Pendant la pandémie, indique le document, les taux de chômage et de sous-utilisation du travail ont augmenté, notamment à partir de juin 2020 et, en avril 2021, ils étaient déjà proches des valeurs d’avant la pandémie, étant respectivement de 7 % et 13 %.

Parmi ceux qui ont conservé leur emploi, le nombre moyen d’heures travaillées a diminué dans le cas des ménages ayant des salaires inférieurs et augmenté dans les salaires les plus élevés.

« La réduction ou le manque de travail pour des raisons techniques ou économiques dans l’entreprise était 16 fois plus élevé au deuxième trimestre 2020 qu’au même trimestre 2019 », indique le rapport.

Les familles avec enfants, notamment les familles monoparentales, et les jeunes ont été les plus touchés par la baisse du nombre moyen d’heures travaillées.

Les auteurs indiquent également que le nombre de candidats aux Pôles pour l’emploi a augmenté de 28 % à 375 000 entre février et décembre 2020, principalement en raison de l’augmentation de 30 % des candidats ayant un diplôme d’études secondaires.

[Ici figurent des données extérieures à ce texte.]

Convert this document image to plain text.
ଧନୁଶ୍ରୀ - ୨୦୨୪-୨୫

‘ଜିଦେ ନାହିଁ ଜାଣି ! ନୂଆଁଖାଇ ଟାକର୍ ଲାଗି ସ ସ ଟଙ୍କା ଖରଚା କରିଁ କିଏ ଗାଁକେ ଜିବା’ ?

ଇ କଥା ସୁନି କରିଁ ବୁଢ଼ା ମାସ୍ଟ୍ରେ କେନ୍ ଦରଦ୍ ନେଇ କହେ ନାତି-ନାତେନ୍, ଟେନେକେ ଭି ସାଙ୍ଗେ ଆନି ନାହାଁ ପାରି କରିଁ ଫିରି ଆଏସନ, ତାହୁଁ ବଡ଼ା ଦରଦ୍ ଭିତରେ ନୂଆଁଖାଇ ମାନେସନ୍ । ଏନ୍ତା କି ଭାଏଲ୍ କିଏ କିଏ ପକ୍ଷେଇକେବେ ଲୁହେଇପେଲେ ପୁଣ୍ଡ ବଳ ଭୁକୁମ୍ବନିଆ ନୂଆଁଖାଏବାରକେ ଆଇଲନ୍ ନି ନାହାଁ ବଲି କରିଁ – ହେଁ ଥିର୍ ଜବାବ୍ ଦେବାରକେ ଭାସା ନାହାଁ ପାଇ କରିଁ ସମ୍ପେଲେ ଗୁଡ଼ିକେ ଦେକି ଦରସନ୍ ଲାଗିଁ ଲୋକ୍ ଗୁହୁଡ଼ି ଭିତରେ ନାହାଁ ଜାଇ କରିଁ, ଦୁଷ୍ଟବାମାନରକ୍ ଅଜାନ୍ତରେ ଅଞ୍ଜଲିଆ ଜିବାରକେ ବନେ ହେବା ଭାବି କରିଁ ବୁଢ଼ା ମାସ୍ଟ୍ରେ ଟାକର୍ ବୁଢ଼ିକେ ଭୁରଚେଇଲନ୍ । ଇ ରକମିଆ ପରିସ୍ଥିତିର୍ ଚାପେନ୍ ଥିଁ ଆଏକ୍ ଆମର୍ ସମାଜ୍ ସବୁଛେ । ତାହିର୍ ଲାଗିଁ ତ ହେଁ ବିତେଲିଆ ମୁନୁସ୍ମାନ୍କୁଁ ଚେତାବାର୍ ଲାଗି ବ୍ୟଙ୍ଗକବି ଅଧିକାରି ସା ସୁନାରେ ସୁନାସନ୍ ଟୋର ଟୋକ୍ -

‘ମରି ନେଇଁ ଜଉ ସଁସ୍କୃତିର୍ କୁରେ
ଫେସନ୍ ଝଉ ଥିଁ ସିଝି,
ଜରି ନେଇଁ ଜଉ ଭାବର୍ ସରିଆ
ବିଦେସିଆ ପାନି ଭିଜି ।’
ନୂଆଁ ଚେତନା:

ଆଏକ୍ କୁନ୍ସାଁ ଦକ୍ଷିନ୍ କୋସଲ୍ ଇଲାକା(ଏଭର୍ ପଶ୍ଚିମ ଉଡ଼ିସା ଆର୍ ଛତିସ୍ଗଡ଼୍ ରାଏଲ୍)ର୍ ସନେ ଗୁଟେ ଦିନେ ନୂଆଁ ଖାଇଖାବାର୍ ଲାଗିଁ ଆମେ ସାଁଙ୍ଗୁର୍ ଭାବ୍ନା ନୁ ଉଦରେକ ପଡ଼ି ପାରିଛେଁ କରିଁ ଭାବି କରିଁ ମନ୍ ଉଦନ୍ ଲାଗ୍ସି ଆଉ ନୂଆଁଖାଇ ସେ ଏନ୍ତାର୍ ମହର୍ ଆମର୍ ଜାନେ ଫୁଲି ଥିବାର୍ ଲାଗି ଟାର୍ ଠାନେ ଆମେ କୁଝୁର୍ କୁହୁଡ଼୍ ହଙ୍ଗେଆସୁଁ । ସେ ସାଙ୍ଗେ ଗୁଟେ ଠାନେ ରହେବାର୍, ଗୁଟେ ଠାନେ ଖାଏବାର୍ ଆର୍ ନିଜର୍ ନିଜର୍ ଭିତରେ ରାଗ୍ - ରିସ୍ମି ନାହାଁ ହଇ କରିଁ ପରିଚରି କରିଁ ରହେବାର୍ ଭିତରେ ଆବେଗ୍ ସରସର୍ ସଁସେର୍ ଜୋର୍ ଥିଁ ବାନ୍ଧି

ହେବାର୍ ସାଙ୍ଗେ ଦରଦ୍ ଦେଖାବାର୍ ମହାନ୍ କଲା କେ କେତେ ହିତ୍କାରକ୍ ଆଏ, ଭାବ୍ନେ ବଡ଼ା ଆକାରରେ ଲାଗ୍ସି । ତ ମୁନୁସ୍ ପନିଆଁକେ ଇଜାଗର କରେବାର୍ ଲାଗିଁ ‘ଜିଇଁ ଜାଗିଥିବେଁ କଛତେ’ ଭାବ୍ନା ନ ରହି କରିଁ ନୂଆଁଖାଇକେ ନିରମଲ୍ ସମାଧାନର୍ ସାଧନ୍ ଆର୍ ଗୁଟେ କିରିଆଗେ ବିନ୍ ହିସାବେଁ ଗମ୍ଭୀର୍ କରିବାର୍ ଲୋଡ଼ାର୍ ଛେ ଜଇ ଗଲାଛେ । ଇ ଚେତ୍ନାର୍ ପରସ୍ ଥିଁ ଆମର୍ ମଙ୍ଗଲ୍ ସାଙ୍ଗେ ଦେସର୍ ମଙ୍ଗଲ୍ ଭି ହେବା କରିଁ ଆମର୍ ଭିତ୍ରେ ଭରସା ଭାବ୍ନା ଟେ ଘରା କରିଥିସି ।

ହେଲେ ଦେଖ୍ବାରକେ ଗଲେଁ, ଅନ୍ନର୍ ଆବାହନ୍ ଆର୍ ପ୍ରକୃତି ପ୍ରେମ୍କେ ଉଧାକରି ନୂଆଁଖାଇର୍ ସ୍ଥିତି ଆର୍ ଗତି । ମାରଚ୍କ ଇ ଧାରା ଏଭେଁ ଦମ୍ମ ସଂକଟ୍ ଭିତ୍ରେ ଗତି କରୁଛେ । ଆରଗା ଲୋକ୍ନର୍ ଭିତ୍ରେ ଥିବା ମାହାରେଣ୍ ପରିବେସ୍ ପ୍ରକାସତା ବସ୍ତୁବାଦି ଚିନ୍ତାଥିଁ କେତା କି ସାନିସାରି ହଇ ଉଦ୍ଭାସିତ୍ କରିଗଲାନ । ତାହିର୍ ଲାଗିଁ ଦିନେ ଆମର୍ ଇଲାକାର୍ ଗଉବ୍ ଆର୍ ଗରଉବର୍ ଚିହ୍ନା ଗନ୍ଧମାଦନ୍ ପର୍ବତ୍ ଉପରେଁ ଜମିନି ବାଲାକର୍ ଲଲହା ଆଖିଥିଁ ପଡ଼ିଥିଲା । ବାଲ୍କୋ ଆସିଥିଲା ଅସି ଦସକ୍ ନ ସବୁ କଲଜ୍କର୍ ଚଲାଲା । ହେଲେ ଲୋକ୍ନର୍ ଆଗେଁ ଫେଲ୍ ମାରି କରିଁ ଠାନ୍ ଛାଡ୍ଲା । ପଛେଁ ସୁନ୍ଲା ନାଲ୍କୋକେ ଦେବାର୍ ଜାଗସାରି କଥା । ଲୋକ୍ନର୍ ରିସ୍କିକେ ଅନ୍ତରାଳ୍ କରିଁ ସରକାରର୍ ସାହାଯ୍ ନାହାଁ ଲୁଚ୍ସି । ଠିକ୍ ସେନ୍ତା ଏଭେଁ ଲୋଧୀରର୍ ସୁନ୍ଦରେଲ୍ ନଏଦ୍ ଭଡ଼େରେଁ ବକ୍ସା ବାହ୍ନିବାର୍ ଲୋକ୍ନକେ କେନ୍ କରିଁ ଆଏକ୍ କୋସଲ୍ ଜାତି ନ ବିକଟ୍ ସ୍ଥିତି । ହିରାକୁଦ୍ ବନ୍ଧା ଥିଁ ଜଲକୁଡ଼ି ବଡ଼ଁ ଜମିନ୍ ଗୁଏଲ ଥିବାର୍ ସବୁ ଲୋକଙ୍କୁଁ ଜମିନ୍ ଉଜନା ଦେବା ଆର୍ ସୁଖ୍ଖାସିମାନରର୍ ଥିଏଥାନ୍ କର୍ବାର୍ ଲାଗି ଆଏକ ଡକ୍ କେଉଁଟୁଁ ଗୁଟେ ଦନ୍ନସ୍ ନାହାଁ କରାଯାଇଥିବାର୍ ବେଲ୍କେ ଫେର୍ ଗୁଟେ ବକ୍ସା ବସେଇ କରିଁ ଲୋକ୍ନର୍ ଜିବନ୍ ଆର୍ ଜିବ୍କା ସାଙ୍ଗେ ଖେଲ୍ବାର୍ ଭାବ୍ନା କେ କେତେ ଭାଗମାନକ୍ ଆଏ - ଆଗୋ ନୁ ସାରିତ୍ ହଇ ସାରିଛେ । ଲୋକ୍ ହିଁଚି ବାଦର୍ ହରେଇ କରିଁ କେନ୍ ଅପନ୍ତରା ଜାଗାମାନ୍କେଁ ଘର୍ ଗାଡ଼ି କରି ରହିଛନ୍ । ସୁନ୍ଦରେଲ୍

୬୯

« En 2021, les inscriptions ont continué d’augmenter jusqu’en avril et ce n’est qu’en mai qu’elles sont revenues aux valeurs enregistrées fin 2020, encore très loin de celles de 2019 », soulignent les auteurs.

Si le nombre de candidats diplômés de l’enseignement supérieur a également augmenté, « la reprise a été plus expressive pour ce groupe (réduction de 12 % entre janvier et mai 2021) que pour ceux qui ont au plus un diplôme d’études secondaires (6 %) ou terminé l’enseignement de base (0,4 % ) ».

Le nombre d’entrées par rapport à 2019 est particulièrement important dans la région de l’Algarve.

Quant aux salaires, entre le premier trimestre 2020 et 2021, le salaire moyen est passé de 929 à 982 euros, ce qui laisse penser que la plupart des emplois détruits sont ceux de personnes ayant des salaires inférieurs, concluent-ils.

Le rapport analyse également les données sur le télétravail, indiquant que le pourcentage de personnes télétravaillant au deuxième trimestre 2020 était de 22,6%, après avoir progressivement diminué au cours des trimestres suivants et augmenté à nouveau au premier trimestre de 2021, à 20,7%.

« Les individus ayant suivi des études supérieures sont ceux qui sont le plus souvent en télétravail, avec une prévalence, au premier trimestre 2021, trois à 21 fois plus élevée que chez ceux ayant un enseignement secondaire et même de base, respectivement », peut-on lire dans le document.

Le nombre de contrats temporaires (CDD et avec recettes vertes) depuis le deuxième trimestre 2020 est en deçà des valeurs de 2019, cette baisse étant « plus concentrée chez les plus jeunes et les individus ayant un niveau d’études secondaires ou moins », ayant été « en partie compensée par une augmentation des contrats à durée indéterminée, notamment pour les diplômés de l’enseignement supérieur ».